GR 93468; (December, 1994) (Digest)
G.R. No. 93468 December 29, 1994
NATIONAL ASSOCIATION OF TRADE UNIONS (NATU)-REPUBLIC PLANTERS BANK SUPERVISORS CHAPTER, petitioner, vs. HON. RUBEN D. TORRES, SECRETARY OF LABOR AND EMPLOYMENT and REPUBLIC PLANTERS BANK, respondents.
FACTS
The National Association of Trade Unions (NATU)-Republic Planters Bank Supervisors Chapter filed a petition for a certification election among the bank’s supervisory employees. The bank moved to dismiss, arguing that the employees in question—Department Managers, Assistant Managers, Branch Managers/OICs, Cashiers, and Controllers—were managerial or confidential employees and thus ineligible to unionize. The Med-Arbiter granted the petition and ordered an election. The bank appealed to the Secretary of Labor, who modified the order, declaring the aforementioned employees as managerial and therefore disqualified from joining the supervisors’ union. NATU’s motion for reconsideration was denied.
ISSUE
Whether the Department Managers, Assistant Managers, Branch Managers/OICs, Cashiers, and Controllers of Republic Planters Bank are managerial employees, rendering them ineligible to join, assist, or form a union under the Labor Code.
RULING
The Supreme Court ruled that the subject employees are not managerial employees but are properly classified as supervisors, eligible for union membership. The Court emphasized that managerial employees are those vested with powers or prerogatives to lay down and execute management policies, hire, transfer, suspend, lay-off, recall, discharge, assign, or discipline employees.
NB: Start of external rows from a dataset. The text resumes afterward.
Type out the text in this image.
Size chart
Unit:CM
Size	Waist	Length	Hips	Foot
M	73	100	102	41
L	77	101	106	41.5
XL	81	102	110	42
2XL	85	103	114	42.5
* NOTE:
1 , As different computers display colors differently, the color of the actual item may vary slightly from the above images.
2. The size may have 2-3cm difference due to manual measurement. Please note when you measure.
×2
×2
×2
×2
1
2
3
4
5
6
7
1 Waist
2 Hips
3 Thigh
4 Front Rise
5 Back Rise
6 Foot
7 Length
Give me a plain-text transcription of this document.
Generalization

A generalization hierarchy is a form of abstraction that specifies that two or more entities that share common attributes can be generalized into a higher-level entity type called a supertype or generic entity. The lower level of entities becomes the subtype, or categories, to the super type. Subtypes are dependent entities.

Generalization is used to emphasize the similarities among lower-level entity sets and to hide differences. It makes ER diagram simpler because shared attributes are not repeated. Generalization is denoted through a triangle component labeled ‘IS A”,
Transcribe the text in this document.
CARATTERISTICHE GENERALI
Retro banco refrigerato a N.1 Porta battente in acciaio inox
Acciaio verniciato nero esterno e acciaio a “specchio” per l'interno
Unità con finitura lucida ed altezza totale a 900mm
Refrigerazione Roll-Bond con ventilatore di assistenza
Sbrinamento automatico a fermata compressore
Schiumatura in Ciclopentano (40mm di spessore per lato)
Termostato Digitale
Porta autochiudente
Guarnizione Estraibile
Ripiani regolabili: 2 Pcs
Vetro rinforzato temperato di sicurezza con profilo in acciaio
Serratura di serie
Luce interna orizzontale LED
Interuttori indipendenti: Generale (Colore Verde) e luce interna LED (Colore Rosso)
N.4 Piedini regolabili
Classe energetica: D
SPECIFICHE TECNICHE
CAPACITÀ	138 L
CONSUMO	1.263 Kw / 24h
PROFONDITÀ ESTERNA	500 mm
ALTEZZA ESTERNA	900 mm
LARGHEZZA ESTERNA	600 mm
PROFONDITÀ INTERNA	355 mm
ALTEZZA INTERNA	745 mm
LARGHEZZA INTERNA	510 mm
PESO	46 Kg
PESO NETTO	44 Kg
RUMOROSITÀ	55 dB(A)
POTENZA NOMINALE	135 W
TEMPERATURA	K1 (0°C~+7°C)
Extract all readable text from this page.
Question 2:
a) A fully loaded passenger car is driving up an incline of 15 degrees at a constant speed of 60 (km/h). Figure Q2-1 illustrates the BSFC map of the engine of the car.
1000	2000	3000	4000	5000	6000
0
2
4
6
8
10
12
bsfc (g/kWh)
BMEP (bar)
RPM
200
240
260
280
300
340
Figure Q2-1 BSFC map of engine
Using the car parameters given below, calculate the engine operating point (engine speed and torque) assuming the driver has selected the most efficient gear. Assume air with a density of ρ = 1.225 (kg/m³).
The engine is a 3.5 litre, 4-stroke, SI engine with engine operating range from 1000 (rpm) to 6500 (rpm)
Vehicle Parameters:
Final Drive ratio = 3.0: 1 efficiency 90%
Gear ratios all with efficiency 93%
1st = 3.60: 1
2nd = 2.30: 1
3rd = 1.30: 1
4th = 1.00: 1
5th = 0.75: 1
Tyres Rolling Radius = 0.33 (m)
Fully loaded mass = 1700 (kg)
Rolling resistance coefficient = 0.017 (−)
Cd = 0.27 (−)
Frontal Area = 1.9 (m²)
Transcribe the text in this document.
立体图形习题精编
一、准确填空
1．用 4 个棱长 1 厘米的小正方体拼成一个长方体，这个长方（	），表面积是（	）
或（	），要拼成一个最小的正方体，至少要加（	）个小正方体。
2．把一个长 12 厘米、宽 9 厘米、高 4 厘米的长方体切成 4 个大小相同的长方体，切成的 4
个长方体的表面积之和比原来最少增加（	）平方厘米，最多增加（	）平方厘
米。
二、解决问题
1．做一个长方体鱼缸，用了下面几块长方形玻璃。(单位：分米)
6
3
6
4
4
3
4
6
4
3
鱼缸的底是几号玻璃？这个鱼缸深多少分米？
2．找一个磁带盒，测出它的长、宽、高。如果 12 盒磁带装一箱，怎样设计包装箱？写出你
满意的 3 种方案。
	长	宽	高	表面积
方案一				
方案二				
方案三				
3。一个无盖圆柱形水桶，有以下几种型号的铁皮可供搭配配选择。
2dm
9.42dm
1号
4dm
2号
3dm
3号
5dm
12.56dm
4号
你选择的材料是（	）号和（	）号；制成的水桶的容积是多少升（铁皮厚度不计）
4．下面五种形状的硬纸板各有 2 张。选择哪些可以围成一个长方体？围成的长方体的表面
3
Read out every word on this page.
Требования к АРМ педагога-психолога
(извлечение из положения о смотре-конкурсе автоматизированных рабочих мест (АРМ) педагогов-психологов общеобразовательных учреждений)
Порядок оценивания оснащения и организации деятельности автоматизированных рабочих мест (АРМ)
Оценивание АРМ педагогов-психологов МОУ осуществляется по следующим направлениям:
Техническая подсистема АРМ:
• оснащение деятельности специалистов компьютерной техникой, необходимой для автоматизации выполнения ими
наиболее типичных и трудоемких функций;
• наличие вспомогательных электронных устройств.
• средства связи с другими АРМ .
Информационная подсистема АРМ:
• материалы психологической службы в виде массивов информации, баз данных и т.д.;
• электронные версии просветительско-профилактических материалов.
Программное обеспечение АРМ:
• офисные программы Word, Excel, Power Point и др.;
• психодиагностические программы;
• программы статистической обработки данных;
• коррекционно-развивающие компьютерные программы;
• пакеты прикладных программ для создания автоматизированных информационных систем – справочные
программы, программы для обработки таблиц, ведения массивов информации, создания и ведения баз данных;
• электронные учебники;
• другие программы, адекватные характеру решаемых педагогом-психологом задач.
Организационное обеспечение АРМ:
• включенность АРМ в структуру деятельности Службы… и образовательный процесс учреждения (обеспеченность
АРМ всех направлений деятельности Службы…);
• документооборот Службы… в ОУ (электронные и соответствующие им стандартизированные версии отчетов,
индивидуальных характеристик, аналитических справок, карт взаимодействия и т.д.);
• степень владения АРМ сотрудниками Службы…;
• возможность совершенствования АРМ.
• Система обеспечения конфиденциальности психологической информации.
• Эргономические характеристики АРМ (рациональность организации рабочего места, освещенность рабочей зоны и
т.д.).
The bank’s evidence, primarily consisting of affidavits from its officers and references to banking laws, failed to substantiate that these employees exercise such independent managerial authority. Their functions, such as implementing Central Bank-prescribed internal controls (like dual control and joint custody) and adhering to policies set by the head office, are indicative of supervisory duties involving the implementation of established policies, not the formulation of them. The Court found that the Secretary of Labor erred by focusing on the nature of the banking business under general banking laws instead of applying the specific statutory test for managerial employees under the Labor Code. Consequently, the assailed orders were annulled and set aside, and the Med-Arbiter’s order for a certification election was reinstated.